Fourth: I’m not wanting this to be an excuse.  And frankly, I don’t want attention as strange as that may sound given I’m publicly posting this.  I do want to keep finding appropriate space, support, and help to weather the storm to the other side.  (Fear not: I’m getting help… my hypocrisy knows some boundaries.) But more than that I want you to know that this isn’t about me.  This is about everyone.  Because this isn’t a pastor story – it’s a people living in community story.  It’s a family story.  It is EVERYONE’s story.
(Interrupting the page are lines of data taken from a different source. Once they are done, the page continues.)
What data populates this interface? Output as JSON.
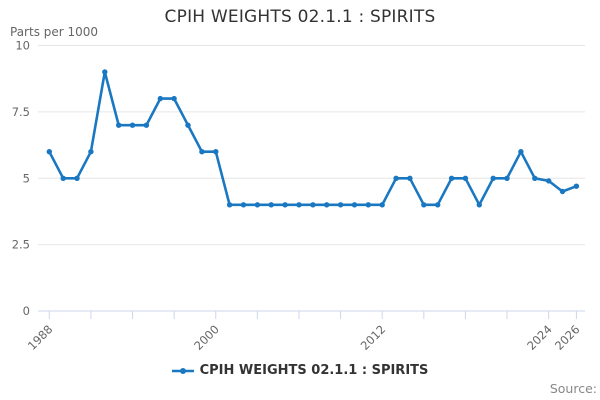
{
  "title": "CPIH WEIGHTS 02.1.1 : SPIRITS",
  "y_axis_unit_label": "Parts per 1000",
  "source_label": "Source:",
  "legend": {
    "label": "CPIH WEIGHTS 02.1.1 : SPIRITS"
  },
  "colors": {
    "line": "#1a78c2",
    "grid": "#e6e6e6",
    "axis": "#ccd6eb",
    "tick_text": "#666666",
    "title_text": "#333333",
    "legend_text": "#333333",
    "source_text": "#888888"
  },
  "chart_data": {
    "type": "line",
    "title": "CPIH WEIGHTS 02.1.1 : SPIRITS",
    "ylabel": "Parts per 1000",
    "xlabel": "",
    "ylim": [
      0,
      10
    ],
    "yticks": [
      0,
      2.5,
      5,
      7.5,
      10
    ],
    "ytick_labels": [
      "0",
      "2.5",
      "5",
      "7.5",
      "10"
    ],
    "x_range": [
      1988,
      2026
    ],
    "xticks_all": [
      1988,
      1991,
      1994,
      1997,
      2000,
      2003,
      2006,
      2009,
      2012,
      2015,
      2018,
      2021,
      2024,
      2026
    ],
    "xticks_labeled": [
      "1988",
      "2000",
      "2012",
      "2024",
      "2026"
    ],
    "grid": "horizontal",
    "legend_position": "bottom",
    "markers": true,
    "x": [
      1988,
      1989,
      1990,
      1991,
      1992,
      1993,
      1994,
      1995,
      1996,
      1997,
      1998,
      1999,
      2000,
      2001,
      2002,
      2003,
      2004,
      2005,
      2006,
      2007,
      2008,
      2009,
      2010,
      2011,
      2012,
      2013,
      2014,
      2015,
      2016,
      2017,
      2018,
      2019,
      2020,
      2021,
      2022,
      2023,
      2024,
      2025,
      2026
    ],
    "series": [
      {
        "name": "CPIH WEIGHTS 02.1.1 : SPIRITS",
        "values": [
          6,
          5,
          5,
          6,
          9,
          7,
          7,
          7,
          8,
          8,
          7,
          6,
          6,
          4,
          4,
          4,
          4,
          4,
          4,
          4,
          4,
          4,
          4,
          4,
          4,
          5,
          5,
          4,
          4,
          5,
          5,
          4,
          5,
          5,
          6,
          5,
          4.9,
          4.5,
          4.7
        ]
      }
    ]
  }
}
And with that said… my own thoughts to add to that article linked above (you will want to read it at some point, whatever point you choose, now/already/or after what follows but now is probably an appropriate time if you haven’t already):

I agree with everything this article says and more. I’d add that there is an even harder process to go through, people who leave for celebratory reasons weigh on a pastor, in fact sometimes even more. A new job, a new relationship, a life transition. All good reasons people leave and you are happy for them… but not happy for the loss of them as part of your community.  Like postpartum depression or an empty-nest syndrome.  A good thing can still cause grief.

It’s harder because the grief is selfish. But the grief is still real. The community of faith we foster is our family. It is, for many of us (not pastors alone), our first, second, and third place/home. And when things outside of our control stress it, tear it, or send part of it off on another journey (which is constantly happening) we carry an emotional toll for it.

When people in that place are stressed, torn, absent… we bear these stresses too.  Because for all our deficiencies, and for all our struggle to show it as much as we might wish to, pastors do what we do because we genuinely hope for a better life for the people around us.   We hope for a better life BECAUSE of the people around us.   And while we struggle sometimes with our own messiah complexes we still know we cannot do that – it doesn’t depend on us and imagining it does is harmful to everyone.  But you still try, our hearts are not rational.  And you yearn for well-being and wholeness, and you lament it when you are reminded again and again that it there are many roadblocks beyond our control.

So yes.  There are seasons of growth and seasons of splendor and seasons of stagnation and seasons of death.  It has always been so and it will always be.  And coping with that takes community and self-care.  And coping with that isn’t necessarily any easier for knowing it’s no-one’s fault.  I share this with a hope that we will all remember that we all carry such burdens… and it’s why we all need grace.  forgiveness.  mercy.  healing.  hope.

Now back to the part where sharing this as a pastor is complicated and probably shouldn’t be done.  Some of you are reading this feeling like it’s your fault I’m stressed – please don’t.  I’m grateful you have trusted me to be a part of your life.  Some of you MAY from some misplaced sense of care decide not to burden me with anything else.  (It’s what I would do, I have a lifelong fear of being a burden to people that I cannot shake.)  And I expressly forbid that line of reasoning!!! (Like you listen to me anyway…. *wink*) Burden me, just as I’m burdening you with all this right now.  Because we cannot carry burdens alone.  That’s why we are so invested in other’s lives. But also, seek understanding, empathy, and grace.  Not to me.  To everyone.  That is the reason I write things here.  Even self-revealing things like reaching my own finiteness and limits.  So, that I might learn from them how to see them in others.  So, that you might see in my story, your story… and your neighbor’s story.  And vice-versa.

Someday I will drop kids off at college.  I will watch them marry and leave.  I will watch tragedy strike them if I’m lucky enough to stay tragedy free myself.  These burdens will happen.  They are not a reason not to experience the joy.  They are not a reason not to fully invest in sharing and living our life together.  I welcome the grief because I love love… and the two go hand in hand.  And I love all the seasons because death is part of life, and rebirth and I’m a child of resurrection.  I just want you to know what season I’m in… and I want to know what season you’re in too… and that I wouldn’t have it any other way.  Though I wouldn’t mind a break right now.